Pharmacoeconomics Assessment of cost-effectiveness for the treatment of Community-Acquired Pneumonia and Chronic Bronchitis Exacerbations with gemifloxacin in patients attended at the Instituto Mexicano del Seguro Social
Keywords:
análise custo-efetividade, gemifloxacino, DPOC, pneumonias, pneumonias adquiridas na comunidade, antimicrobianosAbstract
Objective: To assess effectiveness and associated costs to antibacterial treatments used within ambulatory and inpatient services in patients with community-acquired pneumonia (CAP) and acute exacerbations of chronic bronchitis (AECB) from the Social Security Mexican Institute perspective (IMSS). Methods: Cost-Effectiveness Evaluation: Decision tree models and a Markov model (AECB recurrences) were performed. Comparators were levofloxacin, gatifloxacin, moxifloxacin, amoxicilin, clarithromycin, ceftriaxone, cefuroxime versus gemifloxacin. Effectiveness measure was the clinical successful rate. Results: The effectiveness among all antimicrobials in comparison varied between 83 y 98%, and in all scenarios the highest effectiveness was for gemifloxacin. When evaluating the months free of recurrence in patients with AECB, gemifloxacin remained an average of 11.12 free-months. Ambulatory treatment costs was estimated among €179, 89 and €205, 47, been gemifloxacin the less costly.

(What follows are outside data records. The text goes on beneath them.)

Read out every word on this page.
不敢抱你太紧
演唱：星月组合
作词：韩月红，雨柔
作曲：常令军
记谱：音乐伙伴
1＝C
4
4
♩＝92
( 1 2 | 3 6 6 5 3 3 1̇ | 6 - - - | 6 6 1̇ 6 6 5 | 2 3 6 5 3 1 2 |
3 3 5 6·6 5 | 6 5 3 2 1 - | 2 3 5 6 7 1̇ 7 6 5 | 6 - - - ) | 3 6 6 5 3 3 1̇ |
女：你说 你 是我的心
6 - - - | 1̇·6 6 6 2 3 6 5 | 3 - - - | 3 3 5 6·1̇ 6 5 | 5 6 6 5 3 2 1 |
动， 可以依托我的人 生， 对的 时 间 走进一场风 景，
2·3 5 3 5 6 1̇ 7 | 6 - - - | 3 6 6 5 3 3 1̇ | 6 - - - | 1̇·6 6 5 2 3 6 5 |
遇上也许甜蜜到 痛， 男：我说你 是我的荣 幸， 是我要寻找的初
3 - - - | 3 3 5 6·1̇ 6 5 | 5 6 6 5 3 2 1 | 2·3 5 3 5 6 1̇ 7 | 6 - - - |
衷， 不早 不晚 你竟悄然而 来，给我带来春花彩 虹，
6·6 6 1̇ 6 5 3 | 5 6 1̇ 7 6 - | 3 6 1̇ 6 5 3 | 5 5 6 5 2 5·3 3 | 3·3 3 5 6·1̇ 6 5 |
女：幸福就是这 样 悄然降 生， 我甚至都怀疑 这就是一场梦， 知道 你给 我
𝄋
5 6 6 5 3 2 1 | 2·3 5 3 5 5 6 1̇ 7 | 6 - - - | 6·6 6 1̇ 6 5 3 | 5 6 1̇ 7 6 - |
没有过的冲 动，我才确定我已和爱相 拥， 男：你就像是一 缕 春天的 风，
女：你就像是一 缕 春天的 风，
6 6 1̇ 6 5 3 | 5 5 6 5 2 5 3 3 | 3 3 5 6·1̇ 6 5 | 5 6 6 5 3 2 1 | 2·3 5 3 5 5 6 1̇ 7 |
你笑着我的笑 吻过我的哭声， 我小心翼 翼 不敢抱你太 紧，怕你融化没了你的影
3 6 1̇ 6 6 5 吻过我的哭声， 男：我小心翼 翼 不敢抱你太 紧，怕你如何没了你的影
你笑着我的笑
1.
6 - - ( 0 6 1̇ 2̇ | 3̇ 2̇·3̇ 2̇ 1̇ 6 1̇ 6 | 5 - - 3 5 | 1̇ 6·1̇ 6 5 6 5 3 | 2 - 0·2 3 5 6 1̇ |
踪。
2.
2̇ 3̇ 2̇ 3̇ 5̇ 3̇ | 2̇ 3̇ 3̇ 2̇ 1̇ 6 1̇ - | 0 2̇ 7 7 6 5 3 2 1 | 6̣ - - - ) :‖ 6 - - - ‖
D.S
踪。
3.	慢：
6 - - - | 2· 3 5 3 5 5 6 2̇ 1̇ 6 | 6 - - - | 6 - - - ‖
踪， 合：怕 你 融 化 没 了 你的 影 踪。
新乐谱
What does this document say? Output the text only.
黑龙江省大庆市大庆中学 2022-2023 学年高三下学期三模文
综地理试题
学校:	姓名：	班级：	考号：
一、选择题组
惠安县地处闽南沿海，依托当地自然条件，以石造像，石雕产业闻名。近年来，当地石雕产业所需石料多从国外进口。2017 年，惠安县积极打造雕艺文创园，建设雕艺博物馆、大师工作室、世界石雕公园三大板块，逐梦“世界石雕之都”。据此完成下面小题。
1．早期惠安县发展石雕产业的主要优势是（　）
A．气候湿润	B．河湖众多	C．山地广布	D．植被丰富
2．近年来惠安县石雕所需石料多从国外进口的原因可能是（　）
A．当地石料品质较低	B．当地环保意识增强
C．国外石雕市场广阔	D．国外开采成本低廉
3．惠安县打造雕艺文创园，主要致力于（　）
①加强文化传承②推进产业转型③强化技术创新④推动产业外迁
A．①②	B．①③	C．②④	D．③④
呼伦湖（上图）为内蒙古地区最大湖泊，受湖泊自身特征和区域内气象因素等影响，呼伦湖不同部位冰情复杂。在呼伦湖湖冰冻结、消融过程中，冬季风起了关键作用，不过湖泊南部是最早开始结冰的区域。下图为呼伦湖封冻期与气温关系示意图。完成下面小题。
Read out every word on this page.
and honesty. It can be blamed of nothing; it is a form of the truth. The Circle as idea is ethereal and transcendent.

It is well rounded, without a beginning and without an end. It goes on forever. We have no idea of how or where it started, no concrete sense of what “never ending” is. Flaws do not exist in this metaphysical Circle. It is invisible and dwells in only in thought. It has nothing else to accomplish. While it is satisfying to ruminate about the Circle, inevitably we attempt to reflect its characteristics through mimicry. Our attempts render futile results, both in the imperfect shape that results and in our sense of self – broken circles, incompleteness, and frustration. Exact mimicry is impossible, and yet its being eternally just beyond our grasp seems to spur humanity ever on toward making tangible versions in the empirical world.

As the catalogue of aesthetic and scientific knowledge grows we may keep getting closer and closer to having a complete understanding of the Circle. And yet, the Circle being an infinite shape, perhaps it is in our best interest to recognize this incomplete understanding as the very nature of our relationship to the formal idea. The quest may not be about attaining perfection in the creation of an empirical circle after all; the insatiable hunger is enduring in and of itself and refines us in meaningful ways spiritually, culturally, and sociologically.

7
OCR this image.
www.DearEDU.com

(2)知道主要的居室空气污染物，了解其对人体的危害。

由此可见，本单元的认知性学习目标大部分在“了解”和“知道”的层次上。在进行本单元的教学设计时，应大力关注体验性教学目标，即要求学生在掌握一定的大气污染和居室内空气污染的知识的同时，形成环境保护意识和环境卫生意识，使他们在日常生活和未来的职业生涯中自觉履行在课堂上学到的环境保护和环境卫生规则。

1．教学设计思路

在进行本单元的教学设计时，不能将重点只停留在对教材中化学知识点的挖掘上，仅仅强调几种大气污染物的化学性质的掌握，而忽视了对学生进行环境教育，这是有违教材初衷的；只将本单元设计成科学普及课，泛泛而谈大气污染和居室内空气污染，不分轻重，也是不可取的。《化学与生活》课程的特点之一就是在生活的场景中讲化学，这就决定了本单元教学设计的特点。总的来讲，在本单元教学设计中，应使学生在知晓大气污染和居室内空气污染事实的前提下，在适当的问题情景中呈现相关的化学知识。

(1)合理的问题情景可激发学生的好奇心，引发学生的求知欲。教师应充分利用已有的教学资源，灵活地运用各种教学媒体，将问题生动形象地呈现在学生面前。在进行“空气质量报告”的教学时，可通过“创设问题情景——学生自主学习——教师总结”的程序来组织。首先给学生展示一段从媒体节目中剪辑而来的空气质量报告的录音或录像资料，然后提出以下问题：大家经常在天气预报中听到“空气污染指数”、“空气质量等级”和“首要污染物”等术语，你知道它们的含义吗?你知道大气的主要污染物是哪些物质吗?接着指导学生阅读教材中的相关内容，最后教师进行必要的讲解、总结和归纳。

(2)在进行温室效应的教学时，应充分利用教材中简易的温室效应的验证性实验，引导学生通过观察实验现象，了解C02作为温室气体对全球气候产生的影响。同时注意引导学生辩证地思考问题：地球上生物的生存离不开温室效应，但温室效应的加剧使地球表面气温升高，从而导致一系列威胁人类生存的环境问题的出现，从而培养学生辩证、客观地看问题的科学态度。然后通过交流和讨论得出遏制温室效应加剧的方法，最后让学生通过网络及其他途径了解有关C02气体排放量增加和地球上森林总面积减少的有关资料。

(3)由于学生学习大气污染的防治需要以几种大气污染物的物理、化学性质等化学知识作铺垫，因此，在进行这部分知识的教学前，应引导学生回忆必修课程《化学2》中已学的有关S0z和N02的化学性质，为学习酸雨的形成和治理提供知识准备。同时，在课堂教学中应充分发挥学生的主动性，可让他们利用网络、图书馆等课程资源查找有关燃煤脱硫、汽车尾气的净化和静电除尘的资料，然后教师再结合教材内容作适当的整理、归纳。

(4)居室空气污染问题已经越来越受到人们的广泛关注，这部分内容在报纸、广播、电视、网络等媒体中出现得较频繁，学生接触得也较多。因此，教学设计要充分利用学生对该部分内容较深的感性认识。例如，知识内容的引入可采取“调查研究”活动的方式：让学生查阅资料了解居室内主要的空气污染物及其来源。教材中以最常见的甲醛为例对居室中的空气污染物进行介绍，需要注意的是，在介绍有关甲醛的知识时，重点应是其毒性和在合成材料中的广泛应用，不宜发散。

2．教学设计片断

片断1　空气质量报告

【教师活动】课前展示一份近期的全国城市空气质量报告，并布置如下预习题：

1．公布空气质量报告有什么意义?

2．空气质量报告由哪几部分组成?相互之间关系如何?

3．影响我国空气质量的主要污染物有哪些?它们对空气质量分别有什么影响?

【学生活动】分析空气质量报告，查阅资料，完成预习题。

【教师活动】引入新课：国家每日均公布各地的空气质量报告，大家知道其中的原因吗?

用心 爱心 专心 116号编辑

Within the hospital setting the estimated costs were between €1.814, 36 and €4.817.57, been gemifloxacin the less costly alternative. Therefore, gemifloxacin result the most cost-effectiveness option dominating the rest of the analyzed treatments, even in the sensitivity analyses changing its costs, effectiveness levels and adverse events rates. Conclusion: Gemifloxacin resulted the most cost-effectiveness option for the treatment of CAP and AECB using a time horizon of three months and remained patients with CBE free of recurrences for a longer period of time during a year.